Christopher Wylie, a former employee of Cambridge Analytica turned whistleblower said on Tuesday that the company had worked extensively in India and believed it was employed by the Congress party during his evidence before a UK parliamentary committee investigating the issue of fake news.
Christopher Wylie deposed before the House of Commons Digital, Culture, Media and Sport Committee (DCMS) amid an escalating row around alleged Facebook data breaches linked with the controversial UK-based company, which has also been linked with alleged attempts to influence elections in India.
"When you look at Facebook's biggest market, India is the top in terms of numbers of users. Obviously, that's a country which is rife with political discord and opportunities for destabilisation," said Labour MP Paul Farrelly, member of the parliamentary committee, during his questioning.
"They (Cambridge Analytica) worked extensively in India. They have an office in India," Wylie responded.
"I believe their client was Congress, but I know that they have done all kinds of projects. I don't remember a national project but I know regionally. India's so big that one state can be as big as Britain. But they do have offices there, they do have staff there," the 28-year-old added, on being probed further.
He offered to provide the committee "documentation" on India, which was welcomed by Farrelly, who said India was a country that did not need any added "tensions".
During his evidence, Wylie also said that his predecessor, Dan Muresan, Head of Elections at SCL Group, had also been working in India before he died in Kenya under mysterious circumstances. He claimed to have heard stories that Muresan, a Romanian national, may have been poisoned in a hotel room while in the African country.
Wylie was a data analyst for Cambridge Analytica, the controversial data firm that worked for President Donald Trump's campaign. He was the man who revealed to the New York Times and U.K.'s Observer newspaper the practices of Camrbidge Analytica and the data harvesting that took place. He also spoke on British television about how the company was reportedly able to harvest data from 50 million Facebook profiles.

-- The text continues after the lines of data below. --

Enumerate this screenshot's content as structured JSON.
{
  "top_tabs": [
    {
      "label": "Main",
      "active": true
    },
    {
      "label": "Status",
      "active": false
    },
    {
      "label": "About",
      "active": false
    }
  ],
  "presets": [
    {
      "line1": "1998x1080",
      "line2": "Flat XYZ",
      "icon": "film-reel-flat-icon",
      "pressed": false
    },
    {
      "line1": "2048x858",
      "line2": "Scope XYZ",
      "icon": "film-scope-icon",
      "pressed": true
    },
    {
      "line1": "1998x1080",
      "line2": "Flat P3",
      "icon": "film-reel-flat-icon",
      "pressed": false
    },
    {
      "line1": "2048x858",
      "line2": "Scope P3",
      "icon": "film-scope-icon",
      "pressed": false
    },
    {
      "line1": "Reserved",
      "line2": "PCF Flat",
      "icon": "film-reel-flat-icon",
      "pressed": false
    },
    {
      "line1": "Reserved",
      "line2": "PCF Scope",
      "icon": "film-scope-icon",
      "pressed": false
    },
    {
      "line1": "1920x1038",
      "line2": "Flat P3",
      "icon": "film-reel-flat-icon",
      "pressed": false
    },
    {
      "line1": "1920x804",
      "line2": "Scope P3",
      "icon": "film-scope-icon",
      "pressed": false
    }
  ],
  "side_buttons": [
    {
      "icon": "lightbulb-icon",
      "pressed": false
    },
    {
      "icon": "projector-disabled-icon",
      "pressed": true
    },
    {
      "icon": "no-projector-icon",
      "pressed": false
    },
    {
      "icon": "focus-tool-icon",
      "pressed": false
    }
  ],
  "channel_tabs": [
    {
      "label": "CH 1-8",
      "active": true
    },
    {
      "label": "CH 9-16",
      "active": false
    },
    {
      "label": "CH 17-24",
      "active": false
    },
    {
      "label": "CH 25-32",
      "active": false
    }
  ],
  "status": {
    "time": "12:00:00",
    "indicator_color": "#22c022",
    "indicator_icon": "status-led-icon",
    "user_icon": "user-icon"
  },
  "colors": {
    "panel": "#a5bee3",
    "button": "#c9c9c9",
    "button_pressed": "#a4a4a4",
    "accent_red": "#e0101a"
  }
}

Wylie said that Trump's election was one of the major reasons he blew the whistle on Cambridge Analytica's data practices.
"I wouldn't say it was just because of Donald Trump, but Donald Trump makes it click in your head that this actually has a much wider impact. I don't think that military-style information operations is conducive for any democratic process," he told the committee of lawmakers.
Subsequently later, Facebook suspended Wylie from using its platform.
Cambridge Analytica was initially funded by conservative billionaire Robert Mercer and led by former Trump advisor Steve Bannon.